Contexte[modifier | modifier le code]

Proc. Gén. du Québec c. Blaikie et autres[1] (arrêt Blaikie I) a déclaré les articles 7 à 13 de la Charte de la langue française contraires à l’article 133 de l’A.A.N.B., rendant ainsi obligatoire l’adoption des lois et des règlements québécois en anglais et en français.
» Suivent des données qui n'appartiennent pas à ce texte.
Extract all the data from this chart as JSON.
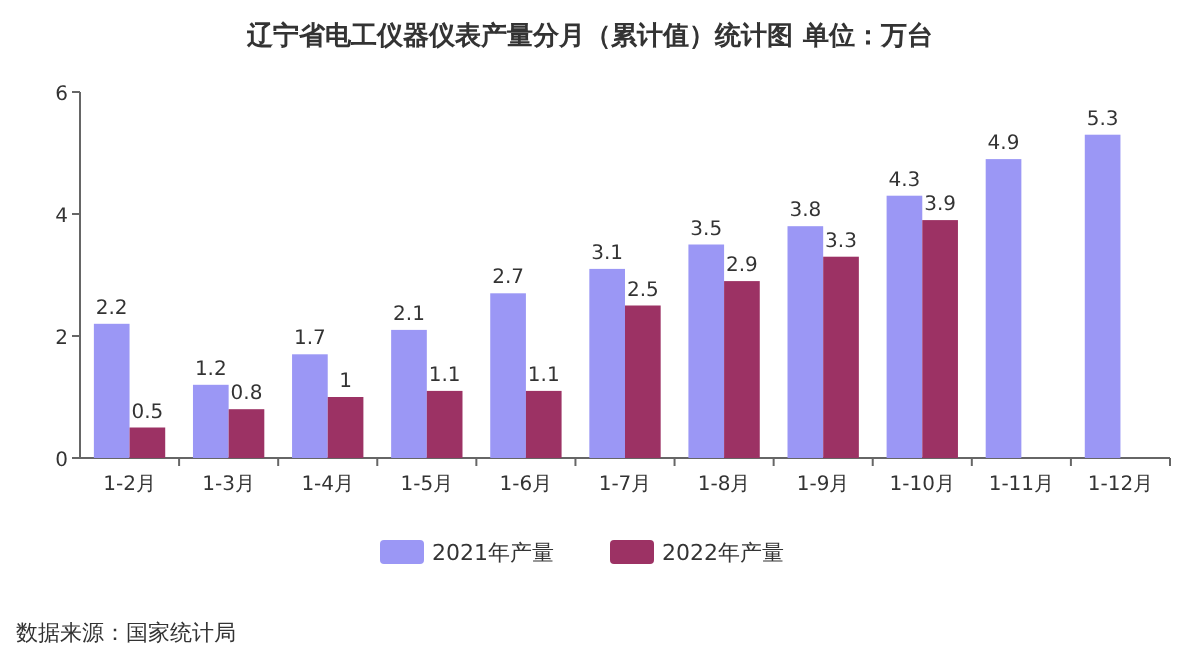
{
  "chart_data": {
    "type": "bar",
    "title": "辽宁省电工仪器仪表产量分月（累计值）统计图 单位：万台",
    "categories": [
      "1-2月",
      "1-3月",
      "1-4月",
      "1-5月",
      "1-6月",
      "1-7月",
      "1-8月",
      "1-9月",
      "1-10月",
      "1-11月",
      "1-12月"
    ],
    "series": [
      {
        "name": "2021年产量",
        "color": "#9b97f5",
        "values": [
          2.2,
          1.2,
          1.7,
          2.1,
          2.7,
          3.1,
          3.5,
          3.8,
          4.3,
          4.9,
          5.3
        ]
      },
      {
        "name": "2022年产量",
        "color": "#9c3264",
        "values": [
          0.5,
          0.8,
          1,
          1.1,
          1.1,
          2.5,
          2.9,
          3.3,
          3.9,
          null,
          null
        ]
      }
    ],
    "ylim": [
      0,
      6
    ],
    "yticks": [
      0,
      2,
      4,
      6
    ],
    "data_labels": true,
    "legend": "bottom",
    "annotations": [
      "数据来源：国家统计局"
    ]
  }
}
Cet arrêt Blaikie I rendu par la Cour suprême du Canada en 1979 ne précisant toutefois pas à quels règlements exactement cette obligation s’applique, un arrêt Blaikie II a été rendu par cette même cour en 1981 pour apporter cette précision.

Faits[modifier | modifier le code]

À la suite de l’arrêt Blaikie I, le procureur général du Québec demande à la Cour suprême du Canada une nouvelle audition afin d’obtenir une déclaration sur la portée de l’article 133 de l’A.A.N.B. eu égard à la législation déléguée (les règlements)[2] .
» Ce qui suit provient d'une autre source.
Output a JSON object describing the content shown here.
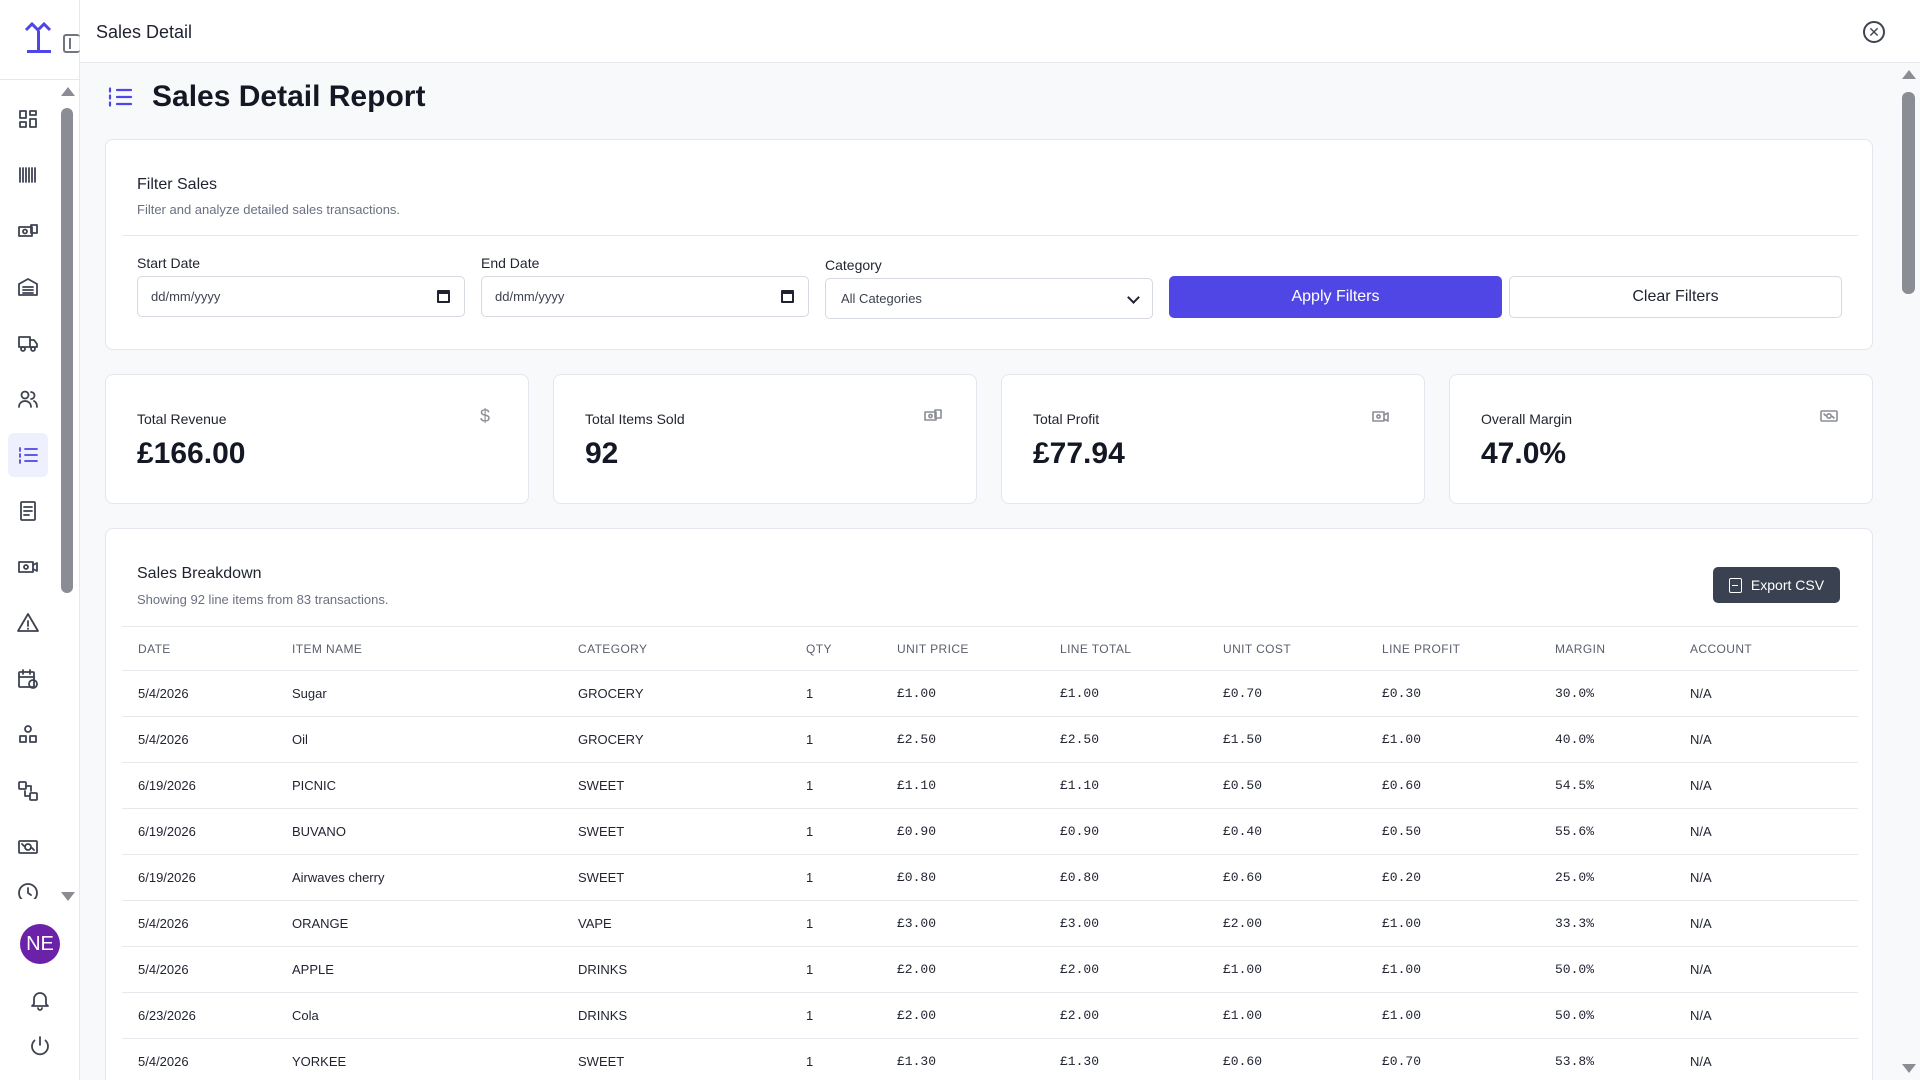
{
  "topbar": {
    "title": "Sales Detail"
  },
  "page": {
    "title": "Sales Detail Report"
  },
  "user": {
    "initials": "NE"
  },
  "filters": {
    "title": "Filter Sales",
    "subtitle": "Filter and analyze detailed sales transactions.",
    "start_label": "Start Date",
    "start_value": "dd/mm/yyyy",
    "end_label": "End Date",
    "end_value": "dd/mm/yyyy",
    "category_label": "Category",
    "category_value": "All Categories",
    "apply_label": "Apply Filters",
    "clear_label": "Clear Filters"
  },
  "stats": {
    "revenue_label": "Total Revenue",
    "revenue_value": "£166.00",
    "items_label": "Total Items Sold",
    "items_value": "92",
    "profit_label": "Total Profit",
    "profit_value": "£77.94",
    "margin_label": "Overall Margin",
    "margin_value": "47.0%"
  },
  "breakdown": {
    "title": "Sales Breakdown",
    "subtitle": "Showing 92 line items from 83 transactions.",
    "export_label": "Export CSV",
    "columns": [
      "DATE",
      "ITEM NAME",
      "CATEGORY",
      "QTY",
      "UNIT PRICE",
      "LINE TOTAL",
      "UNIT COST",
      "LINE PROFIT",
      "MARGIN",
      "ACCOUNT"
    ],
    "rows": [
      [
        "5/4/2026",
        "Sugar",
        "GROCERY",
        "1",
        "£1.00",
        "£1.00",
        "£0.70",
        "£0.30",
        "30.0%",
        "N/A"
      ],
      [
        "5/4/2026",
        "Oil",
        "GROCERY",
        "1",
        "£2.50",
        "£2.50",
        "£1.50",
        "£1.00",
        "40.0%",
        "N/A"
      ],
      [
        "6/19/2026",
        "PICNIC",
        "SWEET",
        "1",
        "£1.10",
        "£1.10",
        "£0.50",
        "£0.60",
        "54.5%",
        "N/A"
      ],
      [
        "6/19/2026",
        "BUVANO",
        "SWEET",
        "1",
        "£0.90",
        "£0.90",
        "£0.40",
        "£0.50",
        "55.6%",
        "N/A"
      ],
      [
        "6/19/2026",
        "Airwaves cherry",
        "SWEET",
        "1",
        "£0.80",
        "£0.80",
        "£0.60",
        "£0.20",
        "25.0%",
        "N/A"
      ],
      [
        "5/4/2026",
        "ORANGE",
        "VAPE",
        "1",
        "£3.00",
        "£3.00",
        "£2.00",
        "£1.00",
        "33.3%",
        "N/A"
      ],
      [
        "5/4/2026",
        "APPLE",
        "DRINKS",
        "1",
        "£2.00",
        "£2.00",
        "£1.00",
        "£1.00",
        "50.0%",
        "N/A"
      ],
      [
        "6/23/2026",
        "Cola",
        "DRINKS",
        "1",
        "£2.00",
        "£2.00",
        "£1.00",
        "£1.00",
        "50.0%",
        "N/A"
      ],
      [
        "5/4/2026",
        "YORKEE",
        "SWEET",
        "1",
        "£1.30",
        "£1.30",
        "£0.60",
        "£0.70",
        "53.8%",
        "N/A"
      ]
    ]
  },
  "colors": {
    "accent": "#4f46e5",
    "avatar": "#6b21a8",
    "export_button": "#3a4150"
  },
  "icons": {
    "sidebar": [
      "dashboard-icon",
      "barcode-icon",
      "products-icon",
      "inventory-icon",
      "delivery-truck-icon",
      "users-icon",
      "sales-list-icon",
      "report-icon",
      "money-icon",
      "alert-icon",
      "calendar-icon",
      "shapes-icon",
      "transfer-icon",
      "cash-icon",
      "history-icon"
    ]
  }
}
Positions des parties[modifier | modifier le code]

Le procureur général du Québec n’admet pas que les règlements adoptés par le gouvernement pour modifier des règlements d’un organisme subordonné soient soumis à l’article 133 de l’A.A.N.B. Il prétend que les règlements des organismes scolaires et municipaux n’y sont pas soumis non plu[3]. De plus, il plaide que les autres règlements (ceux de l’Administration et des organismes parapublics visés par la Charte de la langue française autres que ceux du gouvernement, des organismes municipaux ou scolaires ou des tribunaux) ne sont pas visés par cet article 133 non plus[4]. Mais il admet que les mesures législatives émanant du gouvernement le sont[5].
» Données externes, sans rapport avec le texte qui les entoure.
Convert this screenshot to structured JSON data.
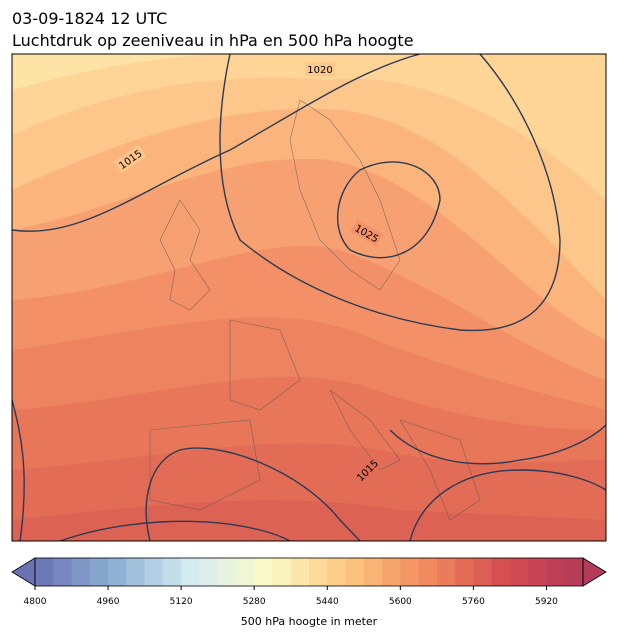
{
  "title": "03-09-1824 12 UTC",
  "subtitle": "Luchtdruk op zeeniveau in hPa en 500 hPa hoogte",
  "contour_labels": [
    "1020",
    "1015",
    "1025",
    "1015"
  ],
  "colorbar": {
    "label": "500 hPa hoogte in meter",
    "range": [
      4800,
      6000
    ],
    "step": 40,
    "ticks": [
      4800,
      4960,
      5120,
      5280,
      5440,
      5600,
      5760,
      5920
    ],
    "colors": [
      "#6a72b4",
      "#8cb0d3",
      "#d6ecf3",
      "#fbfbc6",
      "#fdc680",
      "#f18a5e",
      "#d54c50",
      "#b33a59"
    ]
  }
}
Les avocats des intimés Blaikie, Durand et Goldstein adoptent généralement la position du procureur général du Manitoba et subsidiairement celle du procureur général du Canada[2].

Le procureur général du Manitoba prétend lui aussi que les règlements des organismes scolaires et municipaux ne sont pas soumis à cet article 133[3]. Il admet que les mesures législatives émanant du gouvernement et les règlements d’organismes gouvernementaux le sont[6].

Le procureur général du Canada prétend que les règlements municipaux soumis à l’approbation gouvernementale sont visés par l’article 133[7], tout comme les règlements des organismes gouvernementaux[8].

L’intimé Laurier et l’intervenant Forest n’admettent pas que les règlements scolaires et municipaux ne soient pas soumis à cet article 133[3].

Décision de la Cour[modifier | modifier le code]

La Cour a conclu à l’unanimité que les pouvoirs législatifs délégués par la législature à un organisme constitutionnel sont une extension de son propre pouvoir législatif et que, de ce fait, les mesures législatives adoptées dans le cadre de cette délégation sont visées par l’article 133 de l’A.A.N.B.[9]. Sont donc visés par cet article les règlements du gouvernement, d’un ministre ou d’un groupe de ministres. Sont également visés les règlements adoptés par le gouvernement et ayant pour effet de modifier des règlements d’organismes subordonnés[10]. Les autres règlements, ceux de l’Administration et des organismes parapublics visés par la Charte de la langue française, doivent être considérés pareillement lorsqu’il est possible de conclure que ce sont des mesures édictées par le gouvernement, bref de la législation déléguée et non des règles ou directives de régie interne. C’est le cas lorsqu’un règlement est soumis à une approbation gouvernementale, mais pas lorsqu’il est soumis à un simple pouvoir de désaveu[11].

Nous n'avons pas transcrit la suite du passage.